ロコンは治斗がお菓子用に買っていたみたらし団子をもらっていた。最後の一本を食べ終わってから口を開いた。
「アンタ、なんでココに住もうと思った?」
「いきなりだな……」 
「悪いんか? まず、お互い理由を言おうや、り・ゆ・うを!」
本物の火炎放射が飛んで来ても嫌だったので、治斗は正直に答えることにした。

「俺は今年からタマムシ高校に入ることになったんだ。それで一人暮らしを始めたというわけだ」
「両親は?」
「絶賛海外旅行中。それも、理由の一つかな」
治斗が次はお前の番だと言うようにロコンを見やる。
「ウチは、まぁ見ての通りロコンなんやけど……。キュウコンになる為に上からの試練が来てな、それに合格する為にココに来たんや」
「キュウコンって、炎の石で進化できるんじゃなかったけ?」
「……人間はウチらのことをあんまりよく知らんみたいやな。

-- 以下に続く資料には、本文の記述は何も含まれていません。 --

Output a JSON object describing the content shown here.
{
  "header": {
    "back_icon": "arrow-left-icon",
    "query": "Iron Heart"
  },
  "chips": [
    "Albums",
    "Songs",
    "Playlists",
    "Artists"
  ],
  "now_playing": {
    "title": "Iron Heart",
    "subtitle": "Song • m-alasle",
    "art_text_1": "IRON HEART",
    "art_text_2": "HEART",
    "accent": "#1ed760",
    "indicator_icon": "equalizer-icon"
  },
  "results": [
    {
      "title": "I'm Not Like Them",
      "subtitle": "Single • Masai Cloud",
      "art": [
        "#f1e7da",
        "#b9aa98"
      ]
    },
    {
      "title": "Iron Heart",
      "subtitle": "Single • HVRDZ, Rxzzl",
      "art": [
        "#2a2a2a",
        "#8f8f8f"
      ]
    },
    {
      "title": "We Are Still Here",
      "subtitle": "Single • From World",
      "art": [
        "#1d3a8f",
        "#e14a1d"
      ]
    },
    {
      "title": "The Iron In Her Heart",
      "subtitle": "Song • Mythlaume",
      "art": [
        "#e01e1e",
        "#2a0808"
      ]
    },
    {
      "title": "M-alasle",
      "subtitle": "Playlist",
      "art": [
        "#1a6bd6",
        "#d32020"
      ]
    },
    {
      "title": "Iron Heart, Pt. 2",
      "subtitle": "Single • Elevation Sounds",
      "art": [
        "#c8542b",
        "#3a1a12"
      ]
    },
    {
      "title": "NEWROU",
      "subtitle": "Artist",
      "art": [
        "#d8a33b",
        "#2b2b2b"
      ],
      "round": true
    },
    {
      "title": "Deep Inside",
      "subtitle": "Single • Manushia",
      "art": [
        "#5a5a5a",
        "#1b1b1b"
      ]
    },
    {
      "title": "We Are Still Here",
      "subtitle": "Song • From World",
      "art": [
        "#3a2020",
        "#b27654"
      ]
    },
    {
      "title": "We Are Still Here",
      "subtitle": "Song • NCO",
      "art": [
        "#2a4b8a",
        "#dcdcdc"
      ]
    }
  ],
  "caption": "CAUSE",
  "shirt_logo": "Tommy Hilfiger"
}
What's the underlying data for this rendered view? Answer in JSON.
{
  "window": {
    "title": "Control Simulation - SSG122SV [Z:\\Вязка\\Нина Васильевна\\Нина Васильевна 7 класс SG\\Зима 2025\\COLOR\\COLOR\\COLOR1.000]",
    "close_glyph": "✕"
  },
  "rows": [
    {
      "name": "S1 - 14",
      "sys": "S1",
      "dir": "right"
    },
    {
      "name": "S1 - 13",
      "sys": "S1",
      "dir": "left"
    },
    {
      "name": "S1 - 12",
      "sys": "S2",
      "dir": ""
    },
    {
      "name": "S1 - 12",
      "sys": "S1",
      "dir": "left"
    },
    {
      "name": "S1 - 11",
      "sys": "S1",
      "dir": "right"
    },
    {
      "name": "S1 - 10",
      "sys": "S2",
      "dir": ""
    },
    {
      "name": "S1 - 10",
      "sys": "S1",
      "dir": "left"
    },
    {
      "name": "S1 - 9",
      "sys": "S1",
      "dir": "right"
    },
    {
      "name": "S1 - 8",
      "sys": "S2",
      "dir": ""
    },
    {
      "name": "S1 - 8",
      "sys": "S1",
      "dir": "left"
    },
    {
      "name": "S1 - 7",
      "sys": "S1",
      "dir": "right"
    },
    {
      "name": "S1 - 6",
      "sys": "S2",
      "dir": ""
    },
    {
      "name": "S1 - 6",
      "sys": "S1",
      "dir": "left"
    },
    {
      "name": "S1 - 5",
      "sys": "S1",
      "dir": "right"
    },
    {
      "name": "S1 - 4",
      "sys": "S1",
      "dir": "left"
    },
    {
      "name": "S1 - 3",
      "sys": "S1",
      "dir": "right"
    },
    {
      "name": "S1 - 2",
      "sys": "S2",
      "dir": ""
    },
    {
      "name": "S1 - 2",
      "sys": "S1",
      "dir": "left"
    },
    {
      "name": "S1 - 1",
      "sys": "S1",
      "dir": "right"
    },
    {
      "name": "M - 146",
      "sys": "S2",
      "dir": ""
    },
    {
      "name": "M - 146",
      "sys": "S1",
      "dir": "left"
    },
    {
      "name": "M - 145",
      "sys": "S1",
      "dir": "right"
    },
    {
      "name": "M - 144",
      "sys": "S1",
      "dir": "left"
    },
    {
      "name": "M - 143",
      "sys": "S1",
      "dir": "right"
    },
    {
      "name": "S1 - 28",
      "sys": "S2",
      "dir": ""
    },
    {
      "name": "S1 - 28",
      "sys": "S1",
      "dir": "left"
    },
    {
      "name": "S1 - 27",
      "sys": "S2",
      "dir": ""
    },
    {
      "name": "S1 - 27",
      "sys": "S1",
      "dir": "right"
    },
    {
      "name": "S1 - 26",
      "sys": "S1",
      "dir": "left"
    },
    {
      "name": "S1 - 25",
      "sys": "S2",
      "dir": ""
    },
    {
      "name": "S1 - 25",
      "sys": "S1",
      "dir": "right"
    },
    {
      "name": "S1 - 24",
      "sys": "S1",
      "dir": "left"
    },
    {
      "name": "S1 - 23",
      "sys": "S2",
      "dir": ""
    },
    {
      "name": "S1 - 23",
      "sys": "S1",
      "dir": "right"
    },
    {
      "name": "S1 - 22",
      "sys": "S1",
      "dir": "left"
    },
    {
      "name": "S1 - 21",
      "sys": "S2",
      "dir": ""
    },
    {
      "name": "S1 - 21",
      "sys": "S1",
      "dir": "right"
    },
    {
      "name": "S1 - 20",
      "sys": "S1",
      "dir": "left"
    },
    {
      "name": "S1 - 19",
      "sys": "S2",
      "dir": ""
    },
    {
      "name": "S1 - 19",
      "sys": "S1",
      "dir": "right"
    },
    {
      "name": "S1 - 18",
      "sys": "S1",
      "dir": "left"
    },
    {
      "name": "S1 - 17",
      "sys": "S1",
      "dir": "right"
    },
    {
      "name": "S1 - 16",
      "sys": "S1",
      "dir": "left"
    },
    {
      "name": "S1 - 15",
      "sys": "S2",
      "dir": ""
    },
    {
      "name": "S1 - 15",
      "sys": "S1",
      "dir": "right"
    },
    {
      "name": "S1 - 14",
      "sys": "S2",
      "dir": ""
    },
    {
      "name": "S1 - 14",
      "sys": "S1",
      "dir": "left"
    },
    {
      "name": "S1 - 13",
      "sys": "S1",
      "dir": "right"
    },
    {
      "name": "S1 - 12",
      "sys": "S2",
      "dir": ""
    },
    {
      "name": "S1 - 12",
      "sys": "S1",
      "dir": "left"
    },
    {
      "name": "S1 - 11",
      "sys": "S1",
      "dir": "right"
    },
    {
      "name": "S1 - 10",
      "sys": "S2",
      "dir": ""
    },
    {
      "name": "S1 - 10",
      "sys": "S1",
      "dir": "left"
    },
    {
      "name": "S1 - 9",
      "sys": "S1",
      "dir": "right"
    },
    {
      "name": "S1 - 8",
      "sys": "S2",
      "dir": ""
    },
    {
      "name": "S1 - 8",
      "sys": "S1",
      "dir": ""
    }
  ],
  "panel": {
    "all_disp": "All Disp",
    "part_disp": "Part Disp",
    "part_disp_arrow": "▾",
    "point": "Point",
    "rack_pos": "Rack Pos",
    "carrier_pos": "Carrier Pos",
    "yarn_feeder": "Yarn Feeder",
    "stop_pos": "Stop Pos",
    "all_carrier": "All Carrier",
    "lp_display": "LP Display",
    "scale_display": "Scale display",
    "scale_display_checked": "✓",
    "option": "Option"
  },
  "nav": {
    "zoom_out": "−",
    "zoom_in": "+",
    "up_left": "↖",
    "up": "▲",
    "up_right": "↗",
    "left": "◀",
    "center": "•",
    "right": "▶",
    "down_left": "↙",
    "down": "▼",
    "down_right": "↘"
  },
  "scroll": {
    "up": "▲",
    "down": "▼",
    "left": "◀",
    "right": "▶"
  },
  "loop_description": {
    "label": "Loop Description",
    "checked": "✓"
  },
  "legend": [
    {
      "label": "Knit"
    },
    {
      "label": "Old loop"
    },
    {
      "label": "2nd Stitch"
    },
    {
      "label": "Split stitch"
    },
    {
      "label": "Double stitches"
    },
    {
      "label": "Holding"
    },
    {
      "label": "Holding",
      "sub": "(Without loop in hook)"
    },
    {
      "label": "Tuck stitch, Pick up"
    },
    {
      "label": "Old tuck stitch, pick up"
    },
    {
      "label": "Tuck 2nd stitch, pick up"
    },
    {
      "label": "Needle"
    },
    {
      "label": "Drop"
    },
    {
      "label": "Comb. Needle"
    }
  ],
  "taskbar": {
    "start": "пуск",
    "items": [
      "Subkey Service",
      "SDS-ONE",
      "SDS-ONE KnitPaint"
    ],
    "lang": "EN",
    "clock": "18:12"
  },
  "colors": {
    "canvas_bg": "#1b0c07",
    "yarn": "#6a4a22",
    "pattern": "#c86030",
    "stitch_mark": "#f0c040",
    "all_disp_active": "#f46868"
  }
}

確かにウチらロコンは炎の石で進化できるで? だけど、それはあくまで一つの方法に過ぎんのやよ」
「じゃあ、もう一つの方法があるってこと?」
「そうや。まぁ、方法というより、一つの道なんやけど。炎の石で進化するロコンの他に歳を重ねることで進化するロコンもおるんや」
「歳を重ねるってどれくらい?」
「ざっと千年やな」
「!!??」
「千年経ってようやくキュウコンになれる、それがウチなんや。ちなみに歳は997歳やで、どうや? すごいやろ?」
「………………」
妙な治斗の沈黙がロコンの神経を逆なでした

「なんや!? まさか、ウチが可愛いからそんな威厳がないとか! そんなこと思ってるんやろ!?」
ポケモンはソレを『じばく』と読む。

「いや、その銀色のかんざしだけ年代物って感じはしたが」
人間はソレを『墓穴を掘る』と読む。

「おんどれはウチのことを馬鹿にしてるんかぁ!?」
ほぼ防衛反応的に今後のお菓子用に買い溜めしておいた茶菓子を治斗はロコンに出した。
それを条件反応の如く受け取ったロコンは雑に包紙を破ると一個のまんじゅうを口に入れた。
みたらし団子ではなくフエン産の温泉まんじゅうだったが、なんとかソレで火炎放射を止めることができた治斗だった。
「……ったく、ええか? もう単刀直入に言うで?」
緑茶を一口加えてからロコンは続けた。
「これから三年間、ウチは人間としてタマムシ高校に入って無事に卒業しなきゃあかんねん」
「えっ人間って、おま、ポケモンだろ?」
言葉の意味が理解できず治斗は訝しげ満点にロコンを見つめる。
ロコンはそんな治斗を鼻で笑いながら自慢げに語るふりをしながら、いきなり一回転した。
煙が上がったと思うと、もう消えていて。
そこに立っていたのは一人の少女だった。
背は150後半で、赤茶の髪の毛を腰まで垂らしていた。
そして三本のクセッ毛が先端を丸めながら頭から立っていて、その近くには例の白銀色のかんざしがあった。
そして服はしっかりとタマムシ高校の制服(紺色のセーラー服)であった。
「どうや? なかなか可愛ええやろ?」
驚いた治斗の顔はまさしく狐につつまれた顔であった。